Masturiyono Sudah Ditetapkan Tersangka

0
3349

Prof. Dr. Edvin Aldrin saat menjadi saksi di PN Jakpus.

RadarOnline.id, JAKARTA – Kejaksaan Negeri (Kejari) Jakarta Pusat sudah menetapkan Dr. Maturiyono sebagai tersangka korupsi pengadaan Alat Sistim Moniroting Precusor Gempabumi (SMPG) di Kantor Pusat Badan Metrologi Klimatologi dan Geofisika (BMKG), Kemayoran, Jakarta Pusat.

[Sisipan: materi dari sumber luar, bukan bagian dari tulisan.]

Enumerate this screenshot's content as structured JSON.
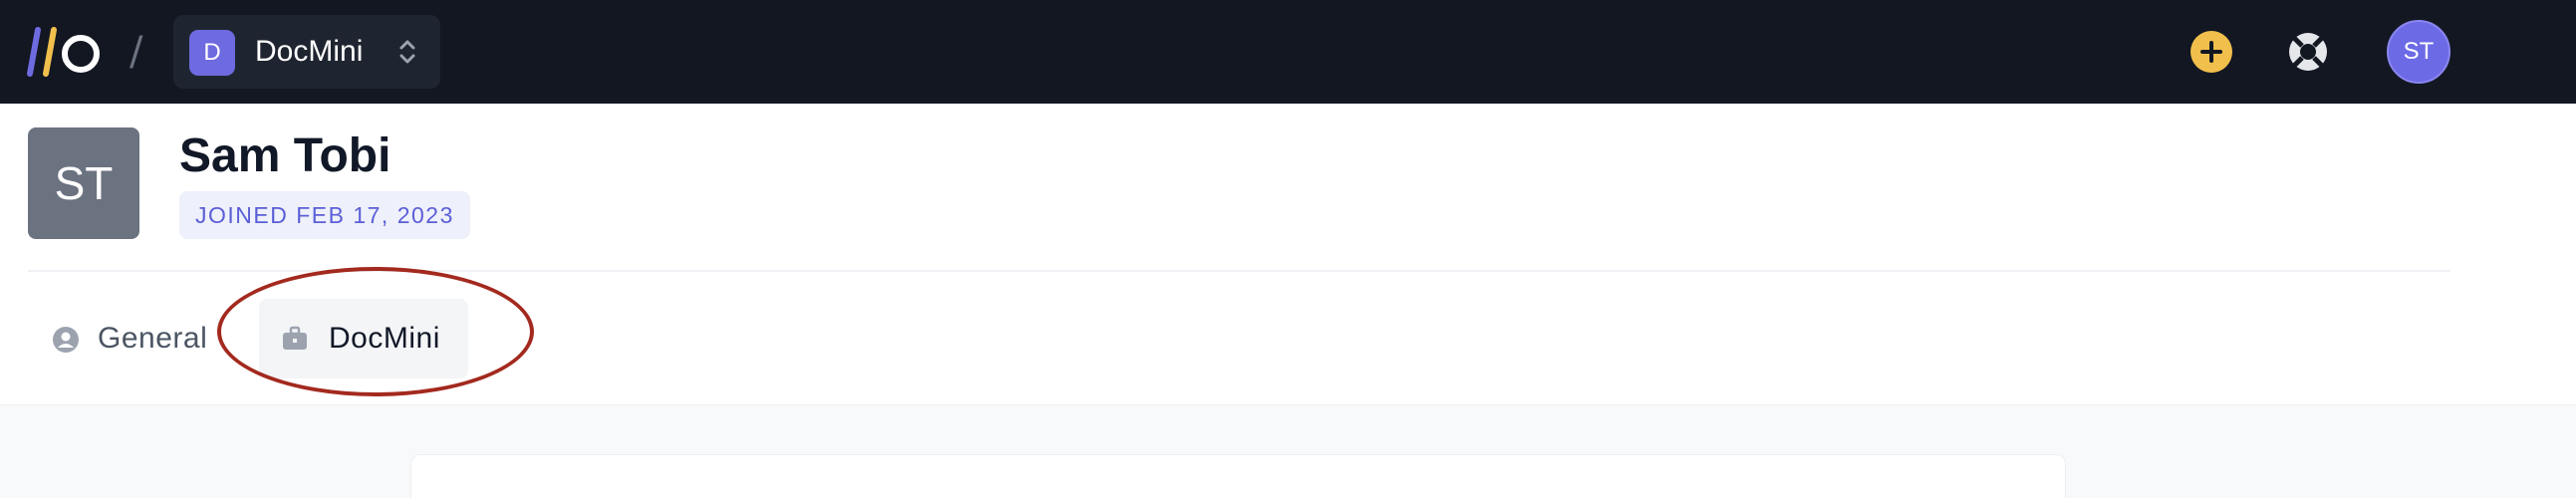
{
  "topbar": {
    "separator": "/",
    "workspace": {
      "initial": "D",
      "name": "DocMini"
    },
    "icons": {
      "logo": "app-logo",
      "add": "plus-icon",
      "help": "lifebuoy-icon",
      "caret": "chevron-up-down-icon"
    },
    "user_initials": "ST"
  },
  "profile": {
    "initials": "ST",
    "name": "Sam Tobi",
    "joined": "JOINED FEB 17, 2023"
  },
  "tabs": [
    {
      "label": "General",
      "icon": "user-circle-icon",
      "active": false
    },
    {
      "label": "DocMini",
      "icon": "briefcase-icon",
      "active": true
    }
  ],
  "colors": {
    "topbar_bg": "#121722",
    "accent": "#6e6ae0",
    "add_button": "#f1bf4c",
    "highlight": "#a3291e",
    "avatar_bg": "#6b7280"
  }
}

Hal itu dikatakan Kasi Pidsus Kejari Jakarta Pusat Dwi Susilo SH yang didampingi Kasubsi Oman, SH kepada RadarOnline.id, Kamis (16/8).

“Sudah kita tetap kan tersangka, ini penetapan, ini sprindiknya. Jangan curiga dulu. Kita bekerja secara profesional dan disesuaikan dengan SDM yang ada,” ucap Kasi Pidsus menyakinkan dan mengungkapkan bahwa anggota tim penyidiknya sangat terbatas.

Ketika ditanya siapa lagi yang akan ditetapkan jadi tersangka, Susilo masih merahasiakannya. “Sabar saja dulu, tepat pada waktunya akan dikasih tahu,” katanya, menghindari pertanyaan lebih lanjut.

Dari hasil pengamatan RadarOnline.id dipersidangan kasus korupsi BMKG itu, masih ada sejumlah orang yang berpotensi dijadikan tersangka. Seperti Dirut CV. Handytech II, Komisaris CV Handytech II, dan sejumlah orang lainnya.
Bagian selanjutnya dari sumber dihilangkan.